Saturday, March 21, 2015

Introduce a girl to engineering day gears girls toward science

Juliana Discher I Staff Writer


Women only make up 13.4% of the engineering workplace, according to the American Society for Engineering Education.

By holding “Introduce a Girl to Engineering Day” at Mason High School since 2009, event leaders hope to demolish this gender gap.

Introduce a Girl to Engineering Day was held Saturday, March 21 from 8:45 am-12:00 pm. Sixty girls in grades 7-12 attended. According to Lead Learning Coach for Science, Shanna Bumiller, the key goal behind this event is exposure.

“We want to expose girls to the field of engineering,” Bumiller said. “This is one of the areas, when you look at careers, which is very underrepresented by the female population. We want girls to get interested early on in the hopes that they pursue something later in life.”
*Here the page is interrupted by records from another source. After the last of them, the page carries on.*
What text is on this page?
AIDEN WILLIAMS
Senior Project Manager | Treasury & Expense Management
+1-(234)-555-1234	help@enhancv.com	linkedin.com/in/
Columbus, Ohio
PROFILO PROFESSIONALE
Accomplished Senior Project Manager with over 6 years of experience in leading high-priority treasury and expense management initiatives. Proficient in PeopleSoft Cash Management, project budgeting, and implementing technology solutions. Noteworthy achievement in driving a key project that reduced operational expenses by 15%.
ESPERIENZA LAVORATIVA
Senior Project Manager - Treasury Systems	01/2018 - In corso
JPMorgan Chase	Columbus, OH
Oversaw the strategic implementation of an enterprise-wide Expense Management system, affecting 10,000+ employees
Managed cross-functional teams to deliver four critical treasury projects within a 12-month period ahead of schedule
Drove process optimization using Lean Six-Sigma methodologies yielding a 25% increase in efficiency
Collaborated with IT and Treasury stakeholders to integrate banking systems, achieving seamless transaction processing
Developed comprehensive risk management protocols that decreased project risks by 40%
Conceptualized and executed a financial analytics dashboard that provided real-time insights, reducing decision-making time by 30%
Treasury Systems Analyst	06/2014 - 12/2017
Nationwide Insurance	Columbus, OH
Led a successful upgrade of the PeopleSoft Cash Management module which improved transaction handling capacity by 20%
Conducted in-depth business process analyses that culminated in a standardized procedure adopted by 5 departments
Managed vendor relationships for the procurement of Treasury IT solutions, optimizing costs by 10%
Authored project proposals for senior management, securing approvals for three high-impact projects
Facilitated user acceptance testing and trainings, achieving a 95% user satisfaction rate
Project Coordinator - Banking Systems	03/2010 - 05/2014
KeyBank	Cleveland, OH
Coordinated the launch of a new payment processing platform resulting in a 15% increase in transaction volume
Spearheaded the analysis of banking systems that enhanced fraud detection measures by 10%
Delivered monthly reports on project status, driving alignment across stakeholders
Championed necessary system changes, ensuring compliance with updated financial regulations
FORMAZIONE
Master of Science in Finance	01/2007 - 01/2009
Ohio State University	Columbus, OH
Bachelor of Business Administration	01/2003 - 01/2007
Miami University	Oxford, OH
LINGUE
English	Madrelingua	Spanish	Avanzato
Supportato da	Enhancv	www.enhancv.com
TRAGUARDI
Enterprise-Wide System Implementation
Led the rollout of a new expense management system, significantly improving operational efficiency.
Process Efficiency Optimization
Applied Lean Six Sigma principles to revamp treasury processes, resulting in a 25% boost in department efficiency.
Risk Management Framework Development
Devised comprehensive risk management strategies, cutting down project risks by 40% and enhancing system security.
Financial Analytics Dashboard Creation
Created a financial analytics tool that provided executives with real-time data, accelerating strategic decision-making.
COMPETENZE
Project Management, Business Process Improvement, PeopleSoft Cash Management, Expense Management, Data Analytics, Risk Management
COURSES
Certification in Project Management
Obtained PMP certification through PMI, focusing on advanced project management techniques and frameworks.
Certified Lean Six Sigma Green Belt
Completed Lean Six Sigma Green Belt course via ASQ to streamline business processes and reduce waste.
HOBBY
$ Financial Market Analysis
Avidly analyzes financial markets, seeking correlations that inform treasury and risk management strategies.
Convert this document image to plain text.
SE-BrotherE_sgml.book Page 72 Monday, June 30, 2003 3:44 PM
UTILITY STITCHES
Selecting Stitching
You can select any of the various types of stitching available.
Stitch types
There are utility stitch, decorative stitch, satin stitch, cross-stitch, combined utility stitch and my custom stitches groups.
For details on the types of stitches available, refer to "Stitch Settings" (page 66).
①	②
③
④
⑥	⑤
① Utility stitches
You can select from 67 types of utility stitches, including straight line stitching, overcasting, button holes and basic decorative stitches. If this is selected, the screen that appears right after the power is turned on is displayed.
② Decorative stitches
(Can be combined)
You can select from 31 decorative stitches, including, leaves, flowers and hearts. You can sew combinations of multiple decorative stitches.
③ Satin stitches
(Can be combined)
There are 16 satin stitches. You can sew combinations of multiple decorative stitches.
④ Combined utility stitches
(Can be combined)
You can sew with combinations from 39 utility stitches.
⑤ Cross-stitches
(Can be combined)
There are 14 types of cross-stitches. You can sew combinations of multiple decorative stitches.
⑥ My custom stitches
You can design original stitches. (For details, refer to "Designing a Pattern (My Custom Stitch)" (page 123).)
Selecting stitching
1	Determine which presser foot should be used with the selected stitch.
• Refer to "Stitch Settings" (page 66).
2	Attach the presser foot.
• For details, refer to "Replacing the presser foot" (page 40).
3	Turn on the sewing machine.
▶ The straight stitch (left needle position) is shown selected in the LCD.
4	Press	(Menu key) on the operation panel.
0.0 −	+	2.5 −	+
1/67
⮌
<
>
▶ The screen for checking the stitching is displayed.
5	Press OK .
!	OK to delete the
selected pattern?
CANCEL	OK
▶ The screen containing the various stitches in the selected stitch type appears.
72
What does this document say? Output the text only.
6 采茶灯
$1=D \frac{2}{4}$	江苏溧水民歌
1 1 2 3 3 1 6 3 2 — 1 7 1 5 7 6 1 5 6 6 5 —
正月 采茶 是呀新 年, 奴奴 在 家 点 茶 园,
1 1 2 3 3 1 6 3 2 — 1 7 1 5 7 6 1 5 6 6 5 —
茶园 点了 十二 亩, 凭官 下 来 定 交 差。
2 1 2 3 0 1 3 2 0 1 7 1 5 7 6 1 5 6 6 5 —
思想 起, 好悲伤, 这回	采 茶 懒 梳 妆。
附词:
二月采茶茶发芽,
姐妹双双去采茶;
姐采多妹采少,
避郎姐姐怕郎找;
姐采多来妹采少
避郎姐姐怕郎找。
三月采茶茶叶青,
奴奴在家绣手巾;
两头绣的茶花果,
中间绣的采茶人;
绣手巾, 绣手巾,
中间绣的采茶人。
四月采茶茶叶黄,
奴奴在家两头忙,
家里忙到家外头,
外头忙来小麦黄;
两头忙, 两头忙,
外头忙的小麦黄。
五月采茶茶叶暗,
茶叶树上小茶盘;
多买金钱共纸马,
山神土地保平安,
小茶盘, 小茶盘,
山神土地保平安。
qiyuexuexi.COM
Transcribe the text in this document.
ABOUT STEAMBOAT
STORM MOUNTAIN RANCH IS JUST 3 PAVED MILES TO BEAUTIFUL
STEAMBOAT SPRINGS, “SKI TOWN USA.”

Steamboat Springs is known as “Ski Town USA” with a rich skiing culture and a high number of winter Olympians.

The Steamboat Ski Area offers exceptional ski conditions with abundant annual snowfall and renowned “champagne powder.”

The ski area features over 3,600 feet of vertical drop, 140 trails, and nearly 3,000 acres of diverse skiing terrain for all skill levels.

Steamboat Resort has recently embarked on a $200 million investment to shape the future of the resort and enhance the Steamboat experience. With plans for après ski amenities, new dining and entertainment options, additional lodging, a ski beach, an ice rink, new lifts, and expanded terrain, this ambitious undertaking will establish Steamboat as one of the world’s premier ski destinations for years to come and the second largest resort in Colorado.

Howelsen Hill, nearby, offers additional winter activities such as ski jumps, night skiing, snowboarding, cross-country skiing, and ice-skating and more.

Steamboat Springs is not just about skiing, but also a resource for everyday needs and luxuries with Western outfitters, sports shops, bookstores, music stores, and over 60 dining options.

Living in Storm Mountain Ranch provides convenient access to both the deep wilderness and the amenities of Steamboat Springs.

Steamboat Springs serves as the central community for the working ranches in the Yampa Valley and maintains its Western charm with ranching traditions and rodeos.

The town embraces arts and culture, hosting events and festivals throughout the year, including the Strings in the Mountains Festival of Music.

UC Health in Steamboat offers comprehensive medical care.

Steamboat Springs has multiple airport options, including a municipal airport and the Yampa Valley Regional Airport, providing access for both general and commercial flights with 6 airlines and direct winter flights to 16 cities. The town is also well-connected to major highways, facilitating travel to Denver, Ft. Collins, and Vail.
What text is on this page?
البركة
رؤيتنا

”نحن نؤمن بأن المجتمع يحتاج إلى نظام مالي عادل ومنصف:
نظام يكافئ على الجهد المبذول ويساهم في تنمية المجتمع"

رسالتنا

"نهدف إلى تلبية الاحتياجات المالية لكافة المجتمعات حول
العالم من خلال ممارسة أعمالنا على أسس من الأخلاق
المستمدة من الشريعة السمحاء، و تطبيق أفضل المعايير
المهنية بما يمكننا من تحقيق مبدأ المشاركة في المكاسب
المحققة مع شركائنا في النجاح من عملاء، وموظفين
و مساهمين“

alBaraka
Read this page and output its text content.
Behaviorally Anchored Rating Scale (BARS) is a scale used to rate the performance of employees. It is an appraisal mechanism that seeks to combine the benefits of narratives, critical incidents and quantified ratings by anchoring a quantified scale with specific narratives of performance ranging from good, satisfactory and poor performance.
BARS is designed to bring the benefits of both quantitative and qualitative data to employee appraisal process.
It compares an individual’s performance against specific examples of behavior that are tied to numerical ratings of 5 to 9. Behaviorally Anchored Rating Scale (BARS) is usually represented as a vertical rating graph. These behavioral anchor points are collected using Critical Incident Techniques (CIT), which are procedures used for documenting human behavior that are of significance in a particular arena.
Bumiller said that she believes society today isn't as encouraging to young girls interested in science as it should be.

“If you look at Disney Channel shows these days, the intelligence of girls is not played up,” Bumiller said. “Hopefully this little slice will show that there are a lot of successful female engineers out there.”

AP Physics teacher and event helper, DeeDee Messer, has had first-hand experience with female gender stereotypes.

“It was less than twenty years ago that I was in college and I was the only girl in my Physics class,” Messer said. “When I walked in on the first day, the Physics professor asked me if I was in the right room. There are a lot of stereotypes that we have to knock down from decades past. We hope that in the younger generations they don’t have these stereotypes. It’s a slow process—an evolution.”

Event attendee and freshman Aboli Kesbhat said she sees the importance of women getting into this underdeveloped field.

“Everybody talks about how the field of engineering is male dominated, so the more woman get into it, it diversifies what they can do in the job force,” Kesbhat said.

Kesbhat said she has found it personally beneficial to attend this event.

“The more you come to this event, the more options you can see which helps you decide what you want to do when you’re older,” Kesbhat said. “I want to pursue Biomedical Engineering, so I found talking to the women engineers very useful.”